Kogler: "Herr Orban versucht, mit den anderen Schlitten zu fahren"

Vizekanzler Werner Kogler
Der Vizekanzler versteht zwar, dass der Kanzler wegen der Asylkrise nach Serbien und Ungarn fährt, bleibt aber skeptisch. Beim Koalitionspartner lobt er die „wieder entdeckte Breite“ des ÖAAB.

KURIER: Herr Vizekanzler, vor kurzem sagte Sie, die Grünen unterstützen kein Veto bei der Schengenerweiterung. Innenminister Karner aber droht mit Blockade, Kanzler Nehammer nur im Fall Bulgariens und Rumäniens, nicht bei Kroatien. Was jetzt also?

Werner Kogler: Ich stimme mit dem Kanzler überein, dass man bei Kroatien die festgestellte Schengenreife nachweisen kann. Was Bulgarien und Rumänien betrifft, fällt die Einschätzung differenzierter aus. Der Innenminister wollte zudem auf die hohen Zahlen von Migranten-Aufgriffen, Registrierungen und Asylansuchen hinweisen. Er wollte darauf aufmerksam machen, dass man nicht nur über die Migrationsrouten über das Mittelmeer reden muss, sondern auch über jene über Bulgarien-Rumänien und die über Serbien.

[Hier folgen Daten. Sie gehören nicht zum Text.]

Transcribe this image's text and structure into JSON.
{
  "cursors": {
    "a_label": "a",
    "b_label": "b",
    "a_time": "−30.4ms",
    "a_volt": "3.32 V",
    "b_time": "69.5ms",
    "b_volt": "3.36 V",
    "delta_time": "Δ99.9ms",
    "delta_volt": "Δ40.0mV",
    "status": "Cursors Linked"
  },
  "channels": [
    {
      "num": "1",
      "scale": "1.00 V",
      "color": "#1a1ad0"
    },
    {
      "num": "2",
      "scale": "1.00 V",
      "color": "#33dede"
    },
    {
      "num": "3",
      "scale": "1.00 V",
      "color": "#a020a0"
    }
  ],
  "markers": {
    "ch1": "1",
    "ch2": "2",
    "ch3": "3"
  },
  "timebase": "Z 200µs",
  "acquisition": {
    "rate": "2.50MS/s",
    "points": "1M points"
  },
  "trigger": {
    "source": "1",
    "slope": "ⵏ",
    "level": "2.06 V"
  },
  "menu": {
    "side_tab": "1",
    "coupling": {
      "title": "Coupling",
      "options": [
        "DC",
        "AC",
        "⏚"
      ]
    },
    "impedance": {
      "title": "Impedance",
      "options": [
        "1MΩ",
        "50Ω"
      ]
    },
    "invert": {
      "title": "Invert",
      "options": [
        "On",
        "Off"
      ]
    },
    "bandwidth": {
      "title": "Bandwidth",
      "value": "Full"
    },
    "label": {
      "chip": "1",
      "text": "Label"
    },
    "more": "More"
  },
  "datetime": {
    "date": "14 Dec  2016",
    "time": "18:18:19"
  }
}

Aber was genau wollen nun die Grünen?

Wir wollen die präzise Einschätzung der EU-Kommission, ob Rumänien und Bulgarien aktuell alles machen, was die Schengenvorgaben verlangen. Ich halte es für legitim, den Zusammenhang herzustellen, zwischen der Schengenerweiterung, dem Funktionieren dieses Systems und der Frage, wo Migranten registriert werden. Es macht aber Sinn, Schengen auf Bulgarien und Rumänien so rasch wie möglich auszuweiten. Weil ein Veto allein auch keine Verbesserung bringt.

Wir haben heuer an die 100.000 Aufgriffe von Migranten, 90.000 Asylanträge, viel zu wenige Unterbringungsmöglichkeiten. Sind wir in Österreich in einer Migrationskrise?

Es wird gerne insinuiert, dass wir in einer Situation seien, die unbewältigbar wäre. Das trifft nicht zu. Ja, wir haben heuer 90.000 Asylansuchen, aber gleichzeitig beträgt die Zahl der Menschen in der Grundversorgung, die aus anderen Staaten als der Ukraine geflohen sind, nur rund ein Drittel davon. An der Zahl sieht man, dass viele Schutzsuchende weiter wandern. Die angebotenen Quartiere sind immer weniger geworden, da kann ich die Bundesländer nicht außen vor lassen. In einem föderalen Staat sollten die Bundesländer auch ihre übernommenen Aufgaben erfüllen.

Wäre mehr Unterstützung von Seiten der EU nötig?

Von der Situation auf dem Balkan bis hin zum offenkundigen Durchwinken der Migranten in Ungarn, da wäre es schon hilfreich, wenn das Problembewusstsein der Union und ihrer Mitgliedstaaten wieder steigen würde. Es wird nie alles gelöst werden können, seit zigtausenden Jahren hat es Migration gegeben. Wir müssen uns also vor jenen hüten, die uns – in der Regel von ganz rechts - unseriösen Unfug einreden.

Aber die Migration muss wieder in geordnete Bahnen kommen. Ordnung und Humanität, das muss beides möglich sein. Aber ich bin zurückhaltend, wenn es heißt: „Die Kommission muss liefern“ und wenn man mit dem Finger auf Brüssel zeigt. Denn genau bei dieser Frage sieht man, dass es einzelne Mitgliedstaaten sind, die eine gemeinsame Lösung vereiteln.

Kritisieren Sie da Innenminister Karner, der auch immer sagt: Brüssel muss liefern…

In Österreich steigen Migrationszahlen, und daher verstehe ich den Innenminister bis zu einem gewissen Grad. Sein Vorgehen verstehe ich mehr als ein Aufzeigen und weniger ein mit dem Finger auf Brüssel zeigen.

Was denken Sie, wenn Sie Kanzler Nehammer zusammen mit Serbiens Präsident Vucic und mit Ungarns Premier Orban sehen?

Es ist nachvollziehbar, dass man die Probleme in Serbien und Ungarn anspricht.